"Siapa yang meniup balon melebihi kapasitas balon itu sendiri, jangat kaget kalau balon itu meletus di depan wajahnya sendiri," demikian ujar para bijak yang masa kecilnya akrab dengan balon. Sepertinya, sebagian besar kita atau bahkan keseluruhan kita memiliki pengalaman dengan balon dalam berbagai macamnya. Ternyata, ada pesan bagus yang diajarkan balon itu seperti nasihat perumpamaan di atas.
Makna nasehat itu adalah jangan memuji seseorang melebihi kenyataan
yang sesungguhnya. Kalau dilakukan maka pada saatnya pasti akan meledak,
terbongkar aslinya, dan mengagetkan banyak orang. Orang yang kaget akan
berkata: "O ternyata cuma segitu, katanya segini, ternyata hanya
pencitraan yang berlebihan." Rentetan akibatnya panjang sekali sampai
pada munculnya sikap ketidakpercayaan publik pada figur yang dicitrakan
itu.
Yang paling aman sesungguhnya adalah membiarkan segala sesuatu itu berjalan alami, dinilai publik secara alami dan dicintai publik juga secara alami. Yang alami akan lebih meyakinkan dan awet dalam pujian. Bacalah sejarah tentang orang-orang besar masa lalu yang khabar kebaikannya secara alami berjalan dari mulut ke mulut sampai saat ini. Mereka adalah orang-orang yang iklannya bukanlah tulisan di spanduk, banner dan foto diri sepanjang jalan dan pojok gang, di tiang listrik ataupun pohon menjulang, melainkan akhlak, pengabdian dan warisan kebijakan yang bijak untuk generasi berikutnya.

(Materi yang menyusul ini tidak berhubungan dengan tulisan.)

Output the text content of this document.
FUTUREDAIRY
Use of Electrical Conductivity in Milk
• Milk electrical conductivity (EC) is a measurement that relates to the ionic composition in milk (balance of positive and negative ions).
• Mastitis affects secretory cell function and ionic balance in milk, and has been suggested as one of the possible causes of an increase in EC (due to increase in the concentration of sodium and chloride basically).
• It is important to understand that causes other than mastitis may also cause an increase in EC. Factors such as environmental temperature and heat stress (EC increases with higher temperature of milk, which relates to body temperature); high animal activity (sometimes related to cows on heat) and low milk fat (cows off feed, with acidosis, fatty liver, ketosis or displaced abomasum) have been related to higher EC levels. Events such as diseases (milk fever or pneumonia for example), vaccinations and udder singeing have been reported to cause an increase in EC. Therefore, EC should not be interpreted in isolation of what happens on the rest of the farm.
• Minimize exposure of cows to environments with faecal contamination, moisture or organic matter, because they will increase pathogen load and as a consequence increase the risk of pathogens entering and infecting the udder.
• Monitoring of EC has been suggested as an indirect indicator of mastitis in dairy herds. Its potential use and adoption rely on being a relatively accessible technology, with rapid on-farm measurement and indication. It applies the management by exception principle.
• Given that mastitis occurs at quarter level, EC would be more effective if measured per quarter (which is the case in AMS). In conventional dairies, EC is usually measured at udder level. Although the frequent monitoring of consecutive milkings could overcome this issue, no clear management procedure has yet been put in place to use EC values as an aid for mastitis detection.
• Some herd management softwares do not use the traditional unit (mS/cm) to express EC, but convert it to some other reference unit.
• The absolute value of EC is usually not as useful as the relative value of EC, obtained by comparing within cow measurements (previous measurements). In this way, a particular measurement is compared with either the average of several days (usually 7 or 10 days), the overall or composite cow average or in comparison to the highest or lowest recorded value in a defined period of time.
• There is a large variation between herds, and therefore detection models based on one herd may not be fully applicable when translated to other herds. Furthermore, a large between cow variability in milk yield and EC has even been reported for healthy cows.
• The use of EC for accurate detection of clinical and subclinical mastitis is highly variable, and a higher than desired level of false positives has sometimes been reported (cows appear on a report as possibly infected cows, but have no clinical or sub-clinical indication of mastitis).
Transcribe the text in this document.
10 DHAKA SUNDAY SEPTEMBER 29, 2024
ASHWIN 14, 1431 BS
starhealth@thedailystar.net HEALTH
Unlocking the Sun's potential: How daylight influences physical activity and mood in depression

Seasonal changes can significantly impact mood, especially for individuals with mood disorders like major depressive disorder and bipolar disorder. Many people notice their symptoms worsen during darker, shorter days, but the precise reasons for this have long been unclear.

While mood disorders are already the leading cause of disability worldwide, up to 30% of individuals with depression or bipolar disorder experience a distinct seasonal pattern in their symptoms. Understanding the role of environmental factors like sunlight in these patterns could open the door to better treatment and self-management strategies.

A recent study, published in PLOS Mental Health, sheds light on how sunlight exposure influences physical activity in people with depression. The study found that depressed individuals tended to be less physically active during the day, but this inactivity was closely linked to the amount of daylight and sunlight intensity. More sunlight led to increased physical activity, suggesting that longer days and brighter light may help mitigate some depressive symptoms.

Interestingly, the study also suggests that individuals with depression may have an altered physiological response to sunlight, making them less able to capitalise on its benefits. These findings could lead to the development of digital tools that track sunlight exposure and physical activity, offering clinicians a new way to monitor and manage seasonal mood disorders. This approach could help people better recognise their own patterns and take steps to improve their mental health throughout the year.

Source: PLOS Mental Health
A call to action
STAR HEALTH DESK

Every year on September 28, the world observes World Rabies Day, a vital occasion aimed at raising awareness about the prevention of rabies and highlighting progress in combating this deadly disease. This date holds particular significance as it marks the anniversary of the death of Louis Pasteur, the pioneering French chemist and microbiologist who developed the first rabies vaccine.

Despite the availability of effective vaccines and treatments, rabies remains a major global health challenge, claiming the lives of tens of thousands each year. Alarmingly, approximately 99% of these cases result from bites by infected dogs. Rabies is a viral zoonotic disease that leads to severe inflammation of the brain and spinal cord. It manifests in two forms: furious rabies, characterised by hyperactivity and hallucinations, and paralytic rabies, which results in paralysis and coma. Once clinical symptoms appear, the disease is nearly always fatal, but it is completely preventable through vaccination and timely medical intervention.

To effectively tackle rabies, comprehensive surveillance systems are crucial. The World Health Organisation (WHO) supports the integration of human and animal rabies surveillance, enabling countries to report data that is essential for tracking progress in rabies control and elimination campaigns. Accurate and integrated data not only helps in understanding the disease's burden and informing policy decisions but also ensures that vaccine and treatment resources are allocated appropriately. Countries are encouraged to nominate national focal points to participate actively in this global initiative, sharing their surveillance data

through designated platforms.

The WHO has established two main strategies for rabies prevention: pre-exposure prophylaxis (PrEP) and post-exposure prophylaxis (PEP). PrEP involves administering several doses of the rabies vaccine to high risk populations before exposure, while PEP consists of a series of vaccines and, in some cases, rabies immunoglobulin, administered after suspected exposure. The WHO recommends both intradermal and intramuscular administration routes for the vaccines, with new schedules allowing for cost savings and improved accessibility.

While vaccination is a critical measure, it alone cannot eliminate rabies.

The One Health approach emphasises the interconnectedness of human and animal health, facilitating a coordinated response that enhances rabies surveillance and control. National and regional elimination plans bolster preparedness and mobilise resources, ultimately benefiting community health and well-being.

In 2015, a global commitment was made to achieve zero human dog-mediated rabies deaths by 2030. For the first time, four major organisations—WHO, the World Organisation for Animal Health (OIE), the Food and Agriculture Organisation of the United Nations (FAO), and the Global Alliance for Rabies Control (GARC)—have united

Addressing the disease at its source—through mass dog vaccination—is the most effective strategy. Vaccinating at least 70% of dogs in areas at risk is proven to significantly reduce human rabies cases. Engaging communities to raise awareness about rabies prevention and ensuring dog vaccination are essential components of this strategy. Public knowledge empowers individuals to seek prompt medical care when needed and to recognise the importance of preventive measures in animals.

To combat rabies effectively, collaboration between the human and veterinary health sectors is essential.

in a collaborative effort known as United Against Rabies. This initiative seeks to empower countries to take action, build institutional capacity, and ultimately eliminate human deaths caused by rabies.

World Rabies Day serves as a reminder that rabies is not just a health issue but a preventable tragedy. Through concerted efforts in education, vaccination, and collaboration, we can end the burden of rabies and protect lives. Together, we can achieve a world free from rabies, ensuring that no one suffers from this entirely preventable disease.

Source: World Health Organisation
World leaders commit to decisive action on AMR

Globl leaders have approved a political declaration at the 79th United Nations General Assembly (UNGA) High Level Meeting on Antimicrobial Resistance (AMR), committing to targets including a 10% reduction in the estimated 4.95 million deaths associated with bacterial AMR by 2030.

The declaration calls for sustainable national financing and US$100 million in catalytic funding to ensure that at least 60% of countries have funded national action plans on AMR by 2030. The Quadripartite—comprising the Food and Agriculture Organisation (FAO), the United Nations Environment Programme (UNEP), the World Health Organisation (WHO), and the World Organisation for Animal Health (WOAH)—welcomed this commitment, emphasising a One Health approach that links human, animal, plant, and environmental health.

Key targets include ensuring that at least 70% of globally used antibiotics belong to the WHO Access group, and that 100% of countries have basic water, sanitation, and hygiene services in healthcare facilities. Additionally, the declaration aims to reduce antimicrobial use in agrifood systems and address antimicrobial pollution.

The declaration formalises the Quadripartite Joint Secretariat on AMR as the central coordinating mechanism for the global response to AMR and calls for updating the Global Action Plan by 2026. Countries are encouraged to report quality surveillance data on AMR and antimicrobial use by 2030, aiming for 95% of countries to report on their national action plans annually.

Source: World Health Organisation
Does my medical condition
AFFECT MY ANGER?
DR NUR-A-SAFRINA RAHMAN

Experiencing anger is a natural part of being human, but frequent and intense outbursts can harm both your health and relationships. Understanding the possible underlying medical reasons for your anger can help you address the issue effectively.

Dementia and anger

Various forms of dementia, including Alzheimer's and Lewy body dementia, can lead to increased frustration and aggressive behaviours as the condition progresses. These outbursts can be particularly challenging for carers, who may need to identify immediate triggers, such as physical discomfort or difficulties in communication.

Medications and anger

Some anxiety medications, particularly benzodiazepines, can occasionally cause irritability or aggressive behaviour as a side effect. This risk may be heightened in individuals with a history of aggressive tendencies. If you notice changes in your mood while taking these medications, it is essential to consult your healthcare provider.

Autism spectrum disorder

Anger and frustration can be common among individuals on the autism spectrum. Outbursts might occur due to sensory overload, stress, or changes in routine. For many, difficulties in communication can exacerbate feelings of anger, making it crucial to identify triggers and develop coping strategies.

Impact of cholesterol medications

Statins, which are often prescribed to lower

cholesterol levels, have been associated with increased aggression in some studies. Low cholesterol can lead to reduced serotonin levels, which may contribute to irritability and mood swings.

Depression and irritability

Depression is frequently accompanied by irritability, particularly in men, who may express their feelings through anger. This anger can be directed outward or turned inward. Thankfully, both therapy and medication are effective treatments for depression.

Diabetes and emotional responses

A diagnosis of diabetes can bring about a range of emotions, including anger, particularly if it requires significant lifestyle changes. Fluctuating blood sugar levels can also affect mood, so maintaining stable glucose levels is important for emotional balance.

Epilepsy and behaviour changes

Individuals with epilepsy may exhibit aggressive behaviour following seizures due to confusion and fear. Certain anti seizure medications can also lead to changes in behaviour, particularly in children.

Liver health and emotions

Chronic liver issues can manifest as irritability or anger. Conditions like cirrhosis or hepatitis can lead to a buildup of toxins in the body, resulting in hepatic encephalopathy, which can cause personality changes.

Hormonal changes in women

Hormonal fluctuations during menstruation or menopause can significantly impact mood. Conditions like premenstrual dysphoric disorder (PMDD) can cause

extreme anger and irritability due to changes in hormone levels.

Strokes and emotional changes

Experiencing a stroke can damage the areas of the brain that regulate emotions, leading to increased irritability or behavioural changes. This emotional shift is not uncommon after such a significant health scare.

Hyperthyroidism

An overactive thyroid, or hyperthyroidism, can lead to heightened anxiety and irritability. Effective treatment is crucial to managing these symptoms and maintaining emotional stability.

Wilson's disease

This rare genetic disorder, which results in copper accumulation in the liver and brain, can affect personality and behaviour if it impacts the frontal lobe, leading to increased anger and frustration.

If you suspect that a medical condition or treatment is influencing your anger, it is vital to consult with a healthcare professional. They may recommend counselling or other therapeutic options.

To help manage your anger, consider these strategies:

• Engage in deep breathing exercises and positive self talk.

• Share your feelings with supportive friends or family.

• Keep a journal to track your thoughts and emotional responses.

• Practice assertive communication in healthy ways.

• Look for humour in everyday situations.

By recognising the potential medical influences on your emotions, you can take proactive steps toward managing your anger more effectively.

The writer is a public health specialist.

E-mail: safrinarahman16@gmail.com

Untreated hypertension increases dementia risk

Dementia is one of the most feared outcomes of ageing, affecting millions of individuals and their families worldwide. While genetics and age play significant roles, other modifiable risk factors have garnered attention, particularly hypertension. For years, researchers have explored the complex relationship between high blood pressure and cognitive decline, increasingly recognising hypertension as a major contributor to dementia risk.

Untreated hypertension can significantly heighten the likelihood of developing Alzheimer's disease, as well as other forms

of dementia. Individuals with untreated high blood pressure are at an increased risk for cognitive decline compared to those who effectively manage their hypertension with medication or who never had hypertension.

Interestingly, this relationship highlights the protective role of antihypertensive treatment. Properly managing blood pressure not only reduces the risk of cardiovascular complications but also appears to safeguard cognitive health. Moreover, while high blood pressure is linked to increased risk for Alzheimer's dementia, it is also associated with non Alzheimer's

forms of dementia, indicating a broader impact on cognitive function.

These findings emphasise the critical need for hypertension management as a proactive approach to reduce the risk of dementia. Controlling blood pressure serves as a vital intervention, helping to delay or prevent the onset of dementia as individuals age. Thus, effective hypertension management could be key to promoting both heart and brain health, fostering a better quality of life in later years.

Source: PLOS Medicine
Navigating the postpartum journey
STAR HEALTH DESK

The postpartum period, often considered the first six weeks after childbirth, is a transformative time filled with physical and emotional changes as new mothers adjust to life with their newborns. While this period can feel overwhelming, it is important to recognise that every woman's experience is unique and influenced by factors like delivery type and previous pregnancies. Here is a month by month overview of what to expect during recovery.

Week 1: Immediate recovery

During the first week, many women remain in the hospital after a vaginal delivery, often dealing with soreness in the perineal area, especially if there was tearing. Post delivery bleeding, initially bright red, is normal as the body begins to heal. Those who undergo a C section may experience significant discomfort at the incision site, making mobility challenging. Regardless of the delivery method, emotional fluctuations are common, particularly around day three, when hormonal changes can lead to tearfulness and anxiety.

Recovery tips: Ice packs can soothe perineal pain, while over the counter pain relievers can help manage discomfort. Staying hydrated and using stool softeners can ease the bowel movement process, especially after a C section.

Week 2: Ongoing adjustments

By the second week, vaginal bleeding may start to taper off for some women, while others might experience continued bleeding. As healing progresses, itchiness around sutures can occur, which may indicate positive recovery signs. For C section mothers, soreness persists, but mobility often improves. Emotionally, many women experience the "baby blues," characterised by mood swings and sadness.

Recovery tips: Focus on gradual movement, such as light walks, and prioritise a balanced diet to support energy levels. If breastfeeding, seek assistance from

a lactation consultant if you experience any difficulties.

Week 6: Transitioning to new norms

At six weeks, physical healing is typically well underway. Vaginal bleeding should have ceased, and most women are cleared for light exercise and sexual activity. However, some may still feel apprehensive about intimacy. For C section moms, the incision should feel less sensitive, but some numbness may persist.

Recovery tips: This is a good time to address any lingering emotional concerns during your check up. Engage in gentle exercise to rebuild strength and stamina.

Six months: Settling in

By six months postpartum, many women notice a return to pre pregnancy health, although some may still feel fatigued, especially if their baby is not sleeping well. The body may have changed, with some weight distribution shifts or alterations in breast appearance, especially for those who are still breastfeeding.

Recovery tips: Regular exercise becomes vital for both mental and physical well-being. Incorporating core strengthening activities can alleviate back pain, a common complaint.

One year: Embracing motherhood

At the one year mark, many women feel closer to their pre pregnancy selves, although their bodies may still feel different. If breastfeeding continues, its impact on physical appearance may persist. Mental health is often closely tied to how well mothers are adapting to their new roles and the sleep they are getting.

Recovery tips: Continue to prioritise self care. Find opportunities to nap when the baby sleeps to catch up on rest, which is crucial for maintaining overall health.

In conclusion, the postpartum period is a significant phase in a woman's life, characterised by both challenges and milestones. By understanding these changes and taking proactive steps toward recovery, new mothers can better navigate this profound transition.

Saatnya kita mencari tokoh teladan yang alami, yang banyak belajar menjadi bijak dari tetesan tinta para ulama dan tetesan air mata masyarakat yang di dalamnya dia tumbuh berkembang. Tokoh teladan alami bukanlah tokoh tiban, tokoh yang tiba-tiba menjadi tokoh, tanpa memiliki akar kuat dalam masyarakat. Tokoh alami bagaikan pohon terbaik yang akarnya menghunjam kuat dalam bumi sementara dahannya penuh buah yang tersebar sampai seluruh ujung.
Adakah tokoh seperti itu? Saya yakin ada. Hanya saja mereka sering bersembunyi dari hiruk pikuk dunia, tak banyak diliput media, luput dari perhatian banyak orang yang matanya terbutakan oleh debu-debu keserakahan. Mari kita cari bersama untuk "bernaung" di bawahnya agar merasakan dinginnya nenaungan agama dan sejuknya angin sepoi kemanusiaan.
Nara Sumber :
H. Akbar Mardani
(Wakil Talqin TQN PP Suryalaya)
Yang paling aman sesungguhnya adalah membiarkan segala sesuatu itu berjalan alami, dinilai publik secara alami dan dicintai publik juga secara alami. Yang alami akan lebih meyakinkan dan awet dalam pujian. Bacalah sejarah tentang orang-orang besar masa lalu yang khabar kebaikannya secara alami berjalan dari mulut ke mulut sampai saat ini. Mereka adalah orang-orang yang iklannya bukanlah tulisan di spanduk, banner dan foto diri sepanjang jalan dan pojok gang, di tiang listrik ataupun pohon menjulang, melainkan akhlak, pengabdian dan warisan kebijakan yang bijak untuk generasi berikutnya.
Saatnya kita mencari tokoh teladan yang alami, yang banyak belajar menjadi bijak dari tetesan tinta para ulama dan tetesan air mata masyarakat yang di dalamnya dia tumbuh berkembang. Tokoh teladan alami bukanlah tokoh tiban, tokoh yang tiba-tiba menjadi tokoh, tanpa memiliki akar kuat dalam masyarakat. Tokoh alami bagaikan pohon terbaik yang akarnya menghunjam kuat dalam bumi sementara dahannya penuh buah yang tersebar sampai seluruh ujung.
Adakah tokoh seperti itu? Saya yakin ada. Hanya saja mereka sering bersembunyi dari hiruk pikuk dunia, tak banyak diliput media, luput dari perhatian banyak orang yang matanya terbutakan oleh debu-debu keserakahan. Mari kita cari bersama untuk "bernaung" di bawahnya agar merasakan dinginnya nenaungan agama dan sejuknya angin sepoi kemanusiaan.
Nara Sumber :
H. Akbar Mardani
(Wakil Talqin TQN PP Suryalaya)
1 Komentar
This blog a article is nice and I really like, thank you for sharing!